When cybercriminals hit the property industry, they can do a serious amount of damage – not only to the business but also to consumer confidence. And it is clear to see that cybercrime is on the rise, with attacks and data breaches often making headline news. However, it is beyond the headlines where the long cleanup operation occurs where conveyancers begin to understand the true challenges of recovering from a breach.
Indeed, details are only now emerging about the infamous cyberattack against the UK’s Simplify Group that occurred in 2021. This serves not only as an example of a conveyancing firm that saw catastrophic damage from a data breach, but also illustrates just how long it can take to understand the outcome of a cyberattack against a business.
During the attack, thousands of property transactions stalled, likely costing the business a significant amount of money. Worse is the fact that personal data was stolen during the attack, causing headaches and problems for customers.
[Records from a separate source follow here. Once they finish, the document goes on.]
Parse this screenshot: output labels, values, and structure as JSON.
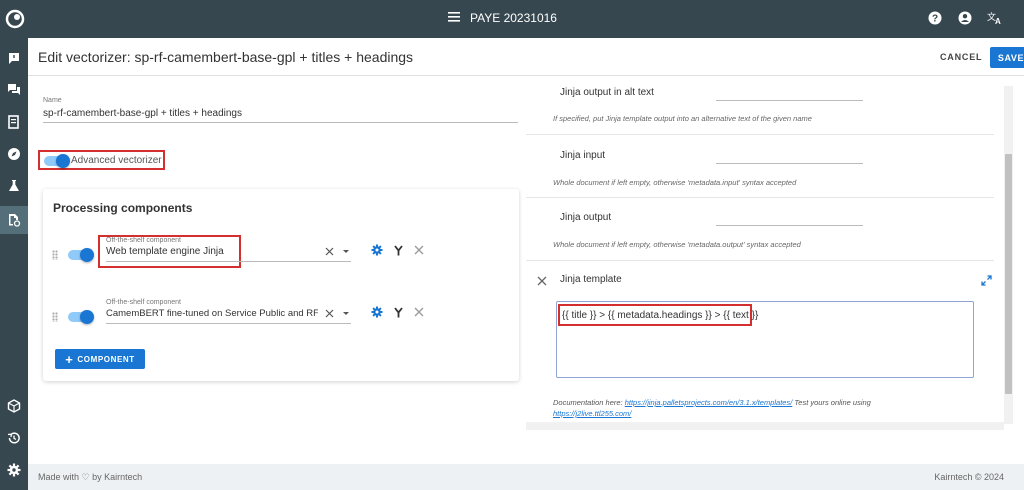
{
  "topbar": {
    "title": "PAYE 20231016"
  },
  "header": {
    "title": "Edit vectorizer: sp-rf-camembert-base-gpl + titles + headings",
    "cancel_label": "CANCEL",
    "save_label": "SAVE"
  },
  "form": {
    "name_label": "Name",
    "name_value": "sp-rf-camembert-base-gpl + titles + headings",
    "advanced_label": "Advanced vectorizer"
  },
  "processing": {
    "title": "Processing components",
    "components": [
      {
        "label": "Off-the-shelf component",
        "value": "Web template engine Jinja"
      },
      {
        "label": "Off-the-shelf component",
        "value": "CamemBERT fine-tuned on Service Public and RF cc"
      }
    ],
    "add_label": "COMPONENT"
  },
  "jinja": {
    "alt_label": "Jinja output in alt text",
    "alt_hint": "If specified, put Jinja template output into an alternative text of the given name",
    "input_label": "Jinja input",
    "input_hint": "Whole document if left empty, otherwise 'metadata.input' syntax accepted",
    "output_label": "Jinja output",
    "output_hint": "Whole document if left empty, otherwise 'metadata.output' syntax accepted",
    "template_label": "Jinja template",
    "template_value": "{{ title }} > {{ metadata.headings }} > {{ text }}",
    "doc_prefix": "Documentation here: ",
    "doc_link": "https://jinja.palletsprojects.com/en/3.1.x/templates/",
    "doc_middle": " Test yours online using ",
    "doc_link2": "https://j2live.ttl255.com/"
  },
  "footer": {
    "left": "Made with ♡ by Kairntech",
    "right": "Kairntech © 2024"
  },
  "colors": {
    "primary": "#1976d2",
    "topbar": "#37474f",
    "highlight": "#d32f2f"
  }
}
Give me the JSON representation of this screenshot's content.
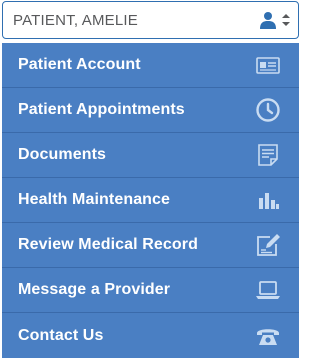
{
  "patient_selector": {
    "name": "PATIENT, AMELIE",
    "user_icon": "user-icon",
    "dropdown_icon": "sort-caret-icon"
  },
  "menu": {
    "items": [
      {
        "label": "Patient Account",
        "icon": "id-card-icon"
      },
      {
        "label": "Patient Appointments",
        "icon": "clock-icon"
      },
      {
        "label": "Documents",
        "icon": "document-icon"
      },
      {
        "label": "Health Maintenance",
        "icon": "bar-chart-icon"
      },
      {
        "label": "Review Medical Record",
        "icon": "edit-record-icon"
      },
      {
        "label": "Message a Provider",
        "icon": "laptop-icon"
      },
      {
        "label": "Contact Us",
        "icon": "telephone-icon"
      }
    ]
  },
  "colors": {
    "menu_background": "#4a7fc3",
    "menu_divider": "#3a6aaa",
    "selector_border": "#2f6fb1",
    "icon_color": "#c9dcf2"
  }
}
So, how exactly did conveyancers become the cybercriminals’ favourite new target? And what can conveyancing businesses do to protect themselves against future attacks? In this article, we take a look.
High-value transactions
There can be no doubt that one of the key elements that attract cybercriminals to conveyancing and the property industry is the fact that they deal with high-value transactions. If a criminal can intercept an ecommerce transaction, the financial reward might stretch to hundreds. If they can intercept an industrial transaction, it might be thousands. But if they can intercept a deposit payment on a large property, this could see them steal tens or even hundreds of thousands.
Of course, not all cybercriminals directly target financial transactions – but the fact that conveyancers are dealing with some of the largest and most expensive transactions means they can be targeted.
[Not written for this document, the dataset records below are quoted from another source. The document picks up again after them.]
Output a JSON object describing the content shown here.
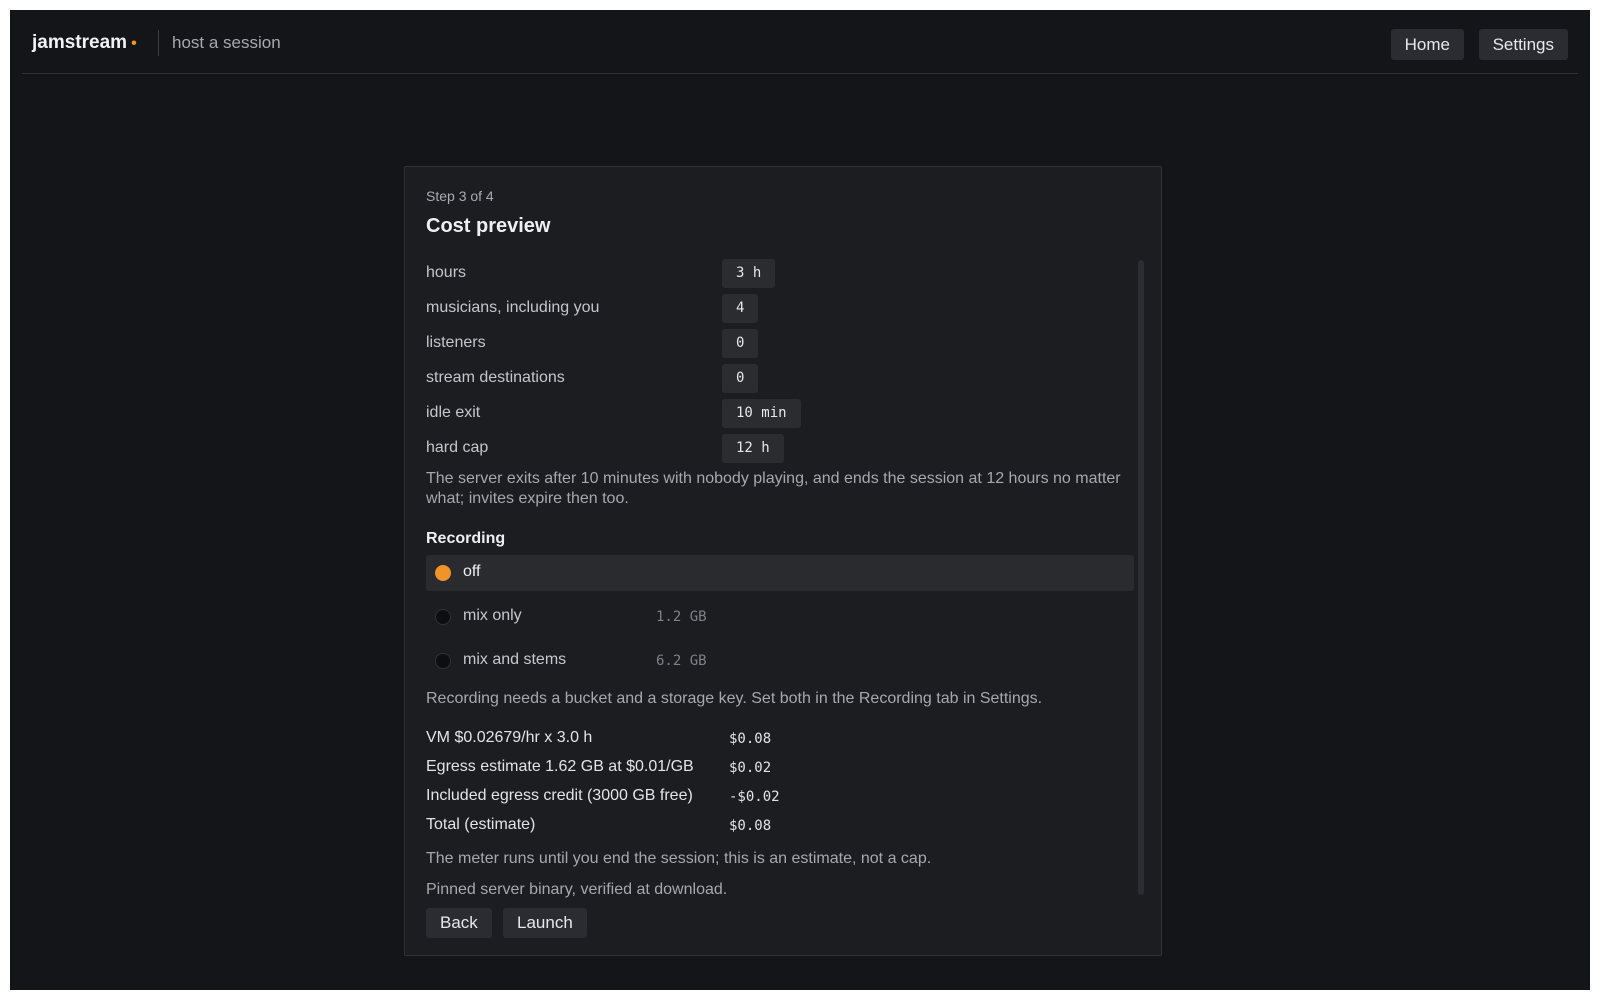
{
  "header": {
    "brand": "jamstream",
    "brand_dot": "•",
    "subtitle": "host a session",
    "nav": {
      "home": "Home",
      "settings": "Settings"
    }
  },
  "card": {
    "step": "Step 3 of 4",
    "title": "Cost preview",
    "fields": [
      {
        "label": "hours",
        "value": "3 h"
      },
      {
        "label": "musicians, including you",
        "value": "4"
      },
      {
        "label": "listeners",
        "value": "0"
      },
      {
        "label": "stream destinations",
        "value": "0"
      },
      {
        "label": "idle exit",
        "value": "10 min"
      },
      {
        "label": "hard cap",
        "value": "12 h"
      }
    ],
    "exit_note": "The server exits after 10 minutes with nobody playing, and ends the session at 12 hours no matter what; invites expire then too.",
    "recording": {
      "heading": "Recording",
      "options": [
        {
          "label": "off",
          "size": "",
          "selected": true
        },
        {
          "label": "mix only",
          "size": "1.2 GB",
          "selected": false
        },
        {
          "label": "mix and stems",
          "size": "6.2 GB",
          "selected": false
        }
      ],
      "note": "Recording needs a bucket and a storage key. Set both in the Recording tab in Settings."
    },
    "costs": [
      {
        "label": "VM $0.02679/hr x 3.0 h",
        "value": "$0.08"
      },
      {
        "label": "Egress estimate 1.62 GB at $0.01/GB",
        "value": "$0.02"
      },
      {
        "label": "Included egress credit (3000 GB free)",
        "value": "-$0.02"
      },
      {
        "label": "Total (estimate)",
        "value": "$0.08"
      }
    ],
    "meter_note": "The meter runs until you end the session; this is an estimate, not a cap.",
    "binary_note": "Pinned server binary, verified at download.",
    "actions": {
      "back": "Back",
      "launch": "Launch"
    }
  },
  "colors": {
    "accent": "#f0932b",
    "background": "#141518",
    "card": "#1c1d21"
  }
}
One strategy of cybercriminals is the man-in-the-email attack, where a criminal is able to gain access to a conveyancer’s email account. They can then impersonate the conveyancer and request payment to their own bank account – by the time anyone realises what has happened, the criminal has moved the money on.
Personal data
It is also important to say that when cybercriminals aren’t targeting money, they tend to be targeting data. However, conveyancers also deal with a large amount of personal data. This makes them an ideal target from both perspectives, so it really isn’t hard to understand why they have become such an interesting proposition for criminals.
Data breaches, like the one that affected the Simplify Group mentioned above, are not only a problem for a conveyancing business because they lose data and the trust of their customers – but they can also fall foul of data privacy laws.
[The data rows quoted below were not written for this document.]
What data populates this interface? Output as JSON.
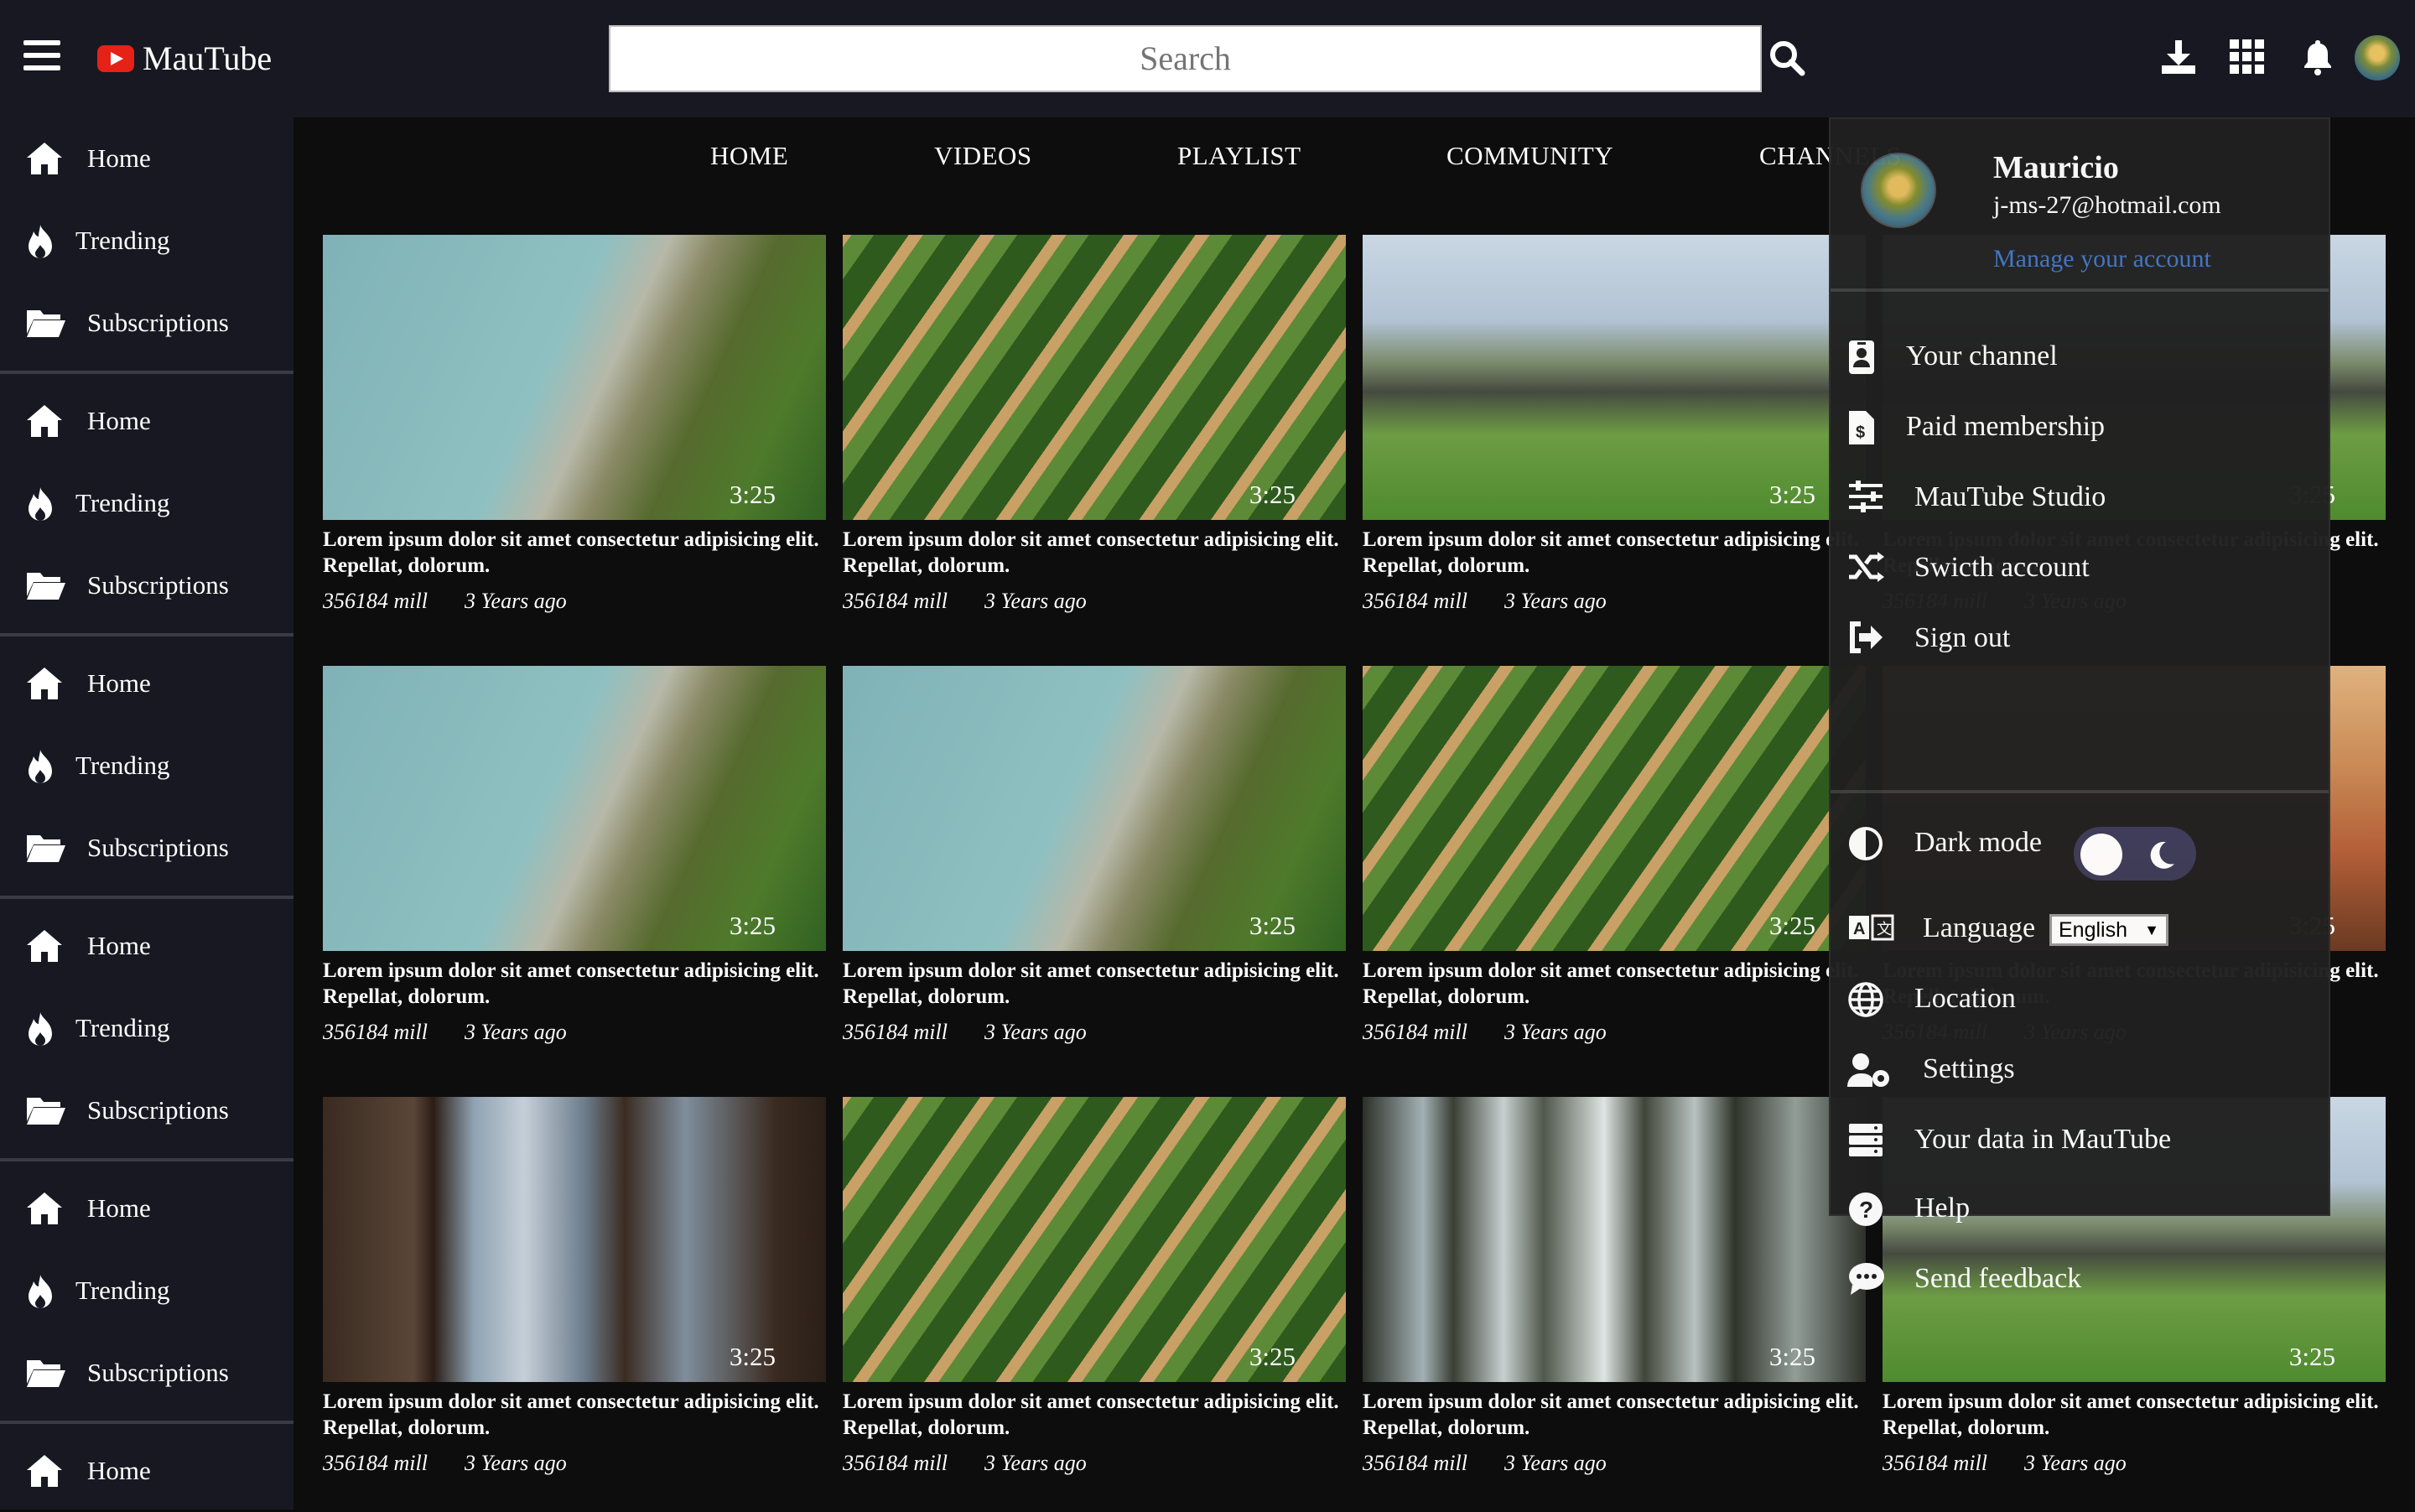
{
  "app": {
    "name": "MauTube"
  },
  "search": {
    "placeholder": "Search"
  },
  "sidebar": {
    "groups": [
      [
        {
          "icon": "home-icon",
          "label": "Home"
        },
        {
          "icon": "fire-icon",
          "label": "Trending"
        },
        {
          "icon": "folder-icon",
          "label": "Subscriptions"
        }
      ],
      [
        {
          "icon": "home-icon",
          "label": "Home"
        },
        {
          "icon": "fire-icon",
          "label": "Trending"
        },
        {
          "icon": "folder-icon",
          "label": "Subscriptions"
        }
      ],
      [
        {
          "icon": "home-icon",
          "label": "Home"
        },
        {
          "icon": "fire-icon",
          "label": "Trending"
        },
        {
          "icon": "folder-icon",
          "label": "Subscriptions"
        }
      ],
      [
        {
          "icon": "home-icon",
          "label": "Home"
        },
        {
          "icon": "fire-icon",
          "label": "Trending"
        },
        {
          "icon": "folder-icon",
          "label": "Subscriptions"
        }
      ],
      [
        {
          "icon": "home-icon",
          "label": "Home"
        },
        {
          "icon": "fire-icon",
          "label": "Trending"
        },
        {
          "icon": "folder-icon",
          "label": "Subscriptions"
        }
      ],
      [
        {
          "icon": "home-icon",
          "label": "Home"
        }
      ]
    ]
  },
  "tabs": [
    "HOME",
    "VIDEOS",
    "PLAYLIST",
    "COMMUNITY",
    "CHANNELS"
  ],
  "videos": [
    {
      "thumb": "cliff",
      "duration": "3:25",
      "title": "Lorem ipsum dolor sit amet consectetur adipisicing elit. Repellat, dolorum.",
      "views": "356184 mill",
      "age": "3 Years ago"
    },
    {
      "thumb": "field",
      "duration": "3:25",
      "title": "Lorem ipsum dolor sit amet consectetur adipisicing elit. Repellat, dolorum.",
      "views": "356184 mill",
      "age": "3 Years ago"
    },
    {
      "thumb": "rocks",
      "duration": "3:25",
      "title": "Lorem ipsum dolor sit amet consectetur adipisicing elit. Repellat, dolorum.",
      "views": "356184 mill",
      "age": "3 Years ago"
    },
    {
      "thumb": "rocks",
      "duration": "3:25",
      "title": "Lorem ipsum dolor sit amet consectetur adipisicing elit. Repellat, dolorum.",
      "views": "356184 mill",
      "age": "3 Years ago"
    },
    {
      "thumb": "cliff",
      "duration": "3:25",
      "title": "Lorem ipsum dolor sit amet consectetur adipisicing elit. Repellat, dolorum.",
      "views": "356184 mill",
      "age": "3 Years ago"
    },
    {
      "thumb": "cliff",
      "duration": "3:25",
      "title": "Lorem ipsum dolor sit amet consectetur adipisicing elit. Repellat, dolorum.",
      "views": "356184 mill",
      "age": "3 Years ago"
    },
    {
      "thumb": "field",
      "duration": "3:25",
      "title": "Lorem ipsum dolor sit amet consectetur adipisicing elit. Repellat, dolorum.",
      "views": "356184 mill",
      "age": "3 Years ago"
    },
    {
      "thumb": "sunset",
      "duration": "3:25",
      "title": "Lorem ipsum dolor sit amet consectetur adipisicing elit. Repellat, dolorum.",
      "views": "356184 mill",
      "age": "3 Years ago"
    },
    {
      "thumb": "window",
      "duration": "3:25",
      "title": "Lorem ipsum dolor sit amet consectetur adipisicing elit. Repellat, dolorum.",
      "views": "356184 mill",
      "age": "3 Years ago"
    },
    {
      "thumb": "field",
      "duration": "3:25",
      "title": "Lorem ipsum dolor sit amet consectetur adipisicing elit. Repellat, dolorum.",
      "views": "356184 mill",
      "age": "3 Years ago"
    },
    {
      "thumb": "forest",
      "duration": "3:25",
      "title": "Lorem ipsum dolor sit amet consectetur adipisicing elit. Repellat, dolorum.",
      "views": "356184 mill",
      "age": "3 Years ago"
    },
    {
      "thumb": "rocks",
      "duration": "3:25",
      "title": "Lorem ipsum dolor sit amet consectetur adipisicing elit. Repellat, dolorum.",
      "views": "356184 mill",
      "age": "3 Years ago"
    }
  ],
  "account_menu": {
    "name": "Mauricio",
    "email": "j-ms-27@hotmail.com",
    "manage_link": "Manage your account",
    "items": [
      {
        "icon": "id-badge-icon",
        "label": "Your channel"
      },
      {
        "icon": "invoice-dollar-icon",
        "label": "Paid membership"
      },
      {
        "icon": "sliders-icon",
        "label": "MauTube Studio"
      },
      {
        "icon": "shuffle-icon",
        "label": "Swicth account"
      },
      {
        "icon": "sign-out-icon",
        "label": "Sign out"
      }
    ],
    "settings": {
      "dark_mode_label": "Dark mode",
      "dark_mode_on": false,
      "language_label": "Language",
      "language_value": "English",
      "items": [
        {
          "icon": "globe-icon",
          "label": "Location"
        },
        {
          "icon": "user-cog-icon",
          "label": "Settings"
        },
        {
          "icon": "server-icon",
          "label": "Your data in MauTube"
        },
        {
          "icon": "question-circle-icon",
          "label": "Help"
        },
        {
          "icon": "comment-dots-icon",
          "label": "Send feedback"
        }
      ]
    }
  },
  "colors": {
    "header_bg": "#181822",
    "page_bg": "#0d0d0d",
    "brand_red": "#e62117",
    "link_blue": "#3e74c2"
  }
}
Regulations like the UK GDPR put an onus on businesses to keep customer data secure. Losing data and failing to inform customers can lead companies to face extremely heavy fines.
The rise of home working
Many more conveyancers work remotely than ever before. The rise of working from home has offered many benefits to companies including conveyancers. However, it has brought problems for cybersecurity too. As specialists Redscan stated:
“not only does remote working massively increase the surface of attack, it also renders many traditional controls, designed to protect workers inside the confines of a traditional network, ineffective.”
Home workers are much more likely to use devices that lack powerful cybersecurity protections – they may also be less stringent with cybersecurity at home. So, we not only have a situation where conveyancers are valuable targets for criminals, but they have also opened themselves up to make it easier for them to be exploited.
Cybercriminals want easy targets
Some conveyancers assume that cybercrime is something that will never happen to them. They presume that cybercriminals would be more likely to target a larger organisation that deals with more transactions and more money. However, it is important to understand that the majority of cybercriminals are looking for easy targets.
Cybercriminals like to target small businesses because they are less likely to have cybersecurity protections in place. Remember that they may well be targeting multiple businesses at once, and it will only be a small percentage who make the mistakes and find themselves the victim of cybercrime.
It is essential that you assume your business could be attacked, and as such, it forces you to take precautionary measures to minimise the risk to your company.
What conveyancers can do to protect themselves
Whilst earlier this year the Law Society issued revised guidance in relation to the purchase of cyber insurance, there are many other ways that conveyancers can protect themselves day to day against cybercrime, even if they don’t have the kind of security budget of larger organisations.
For example, knowledge is power when it comes to cybercrime, and the vast majority of hacks and breaches occur because members of staff made a mistake. As such, it is extremely valuable to invest in staff training. Staff cybersecurity training should take place on a regular basis (a one-off induction isn’t enough) – doing so allows you to keep everyone informed of the latest threats and types of attacks.
Another potential option for smaller conveyancing businesses that cannot necessarily afford an in-house security team is outsourcing. Working with a cybersecurity company can allow you to get the kind of powerful security measures in place without overspending.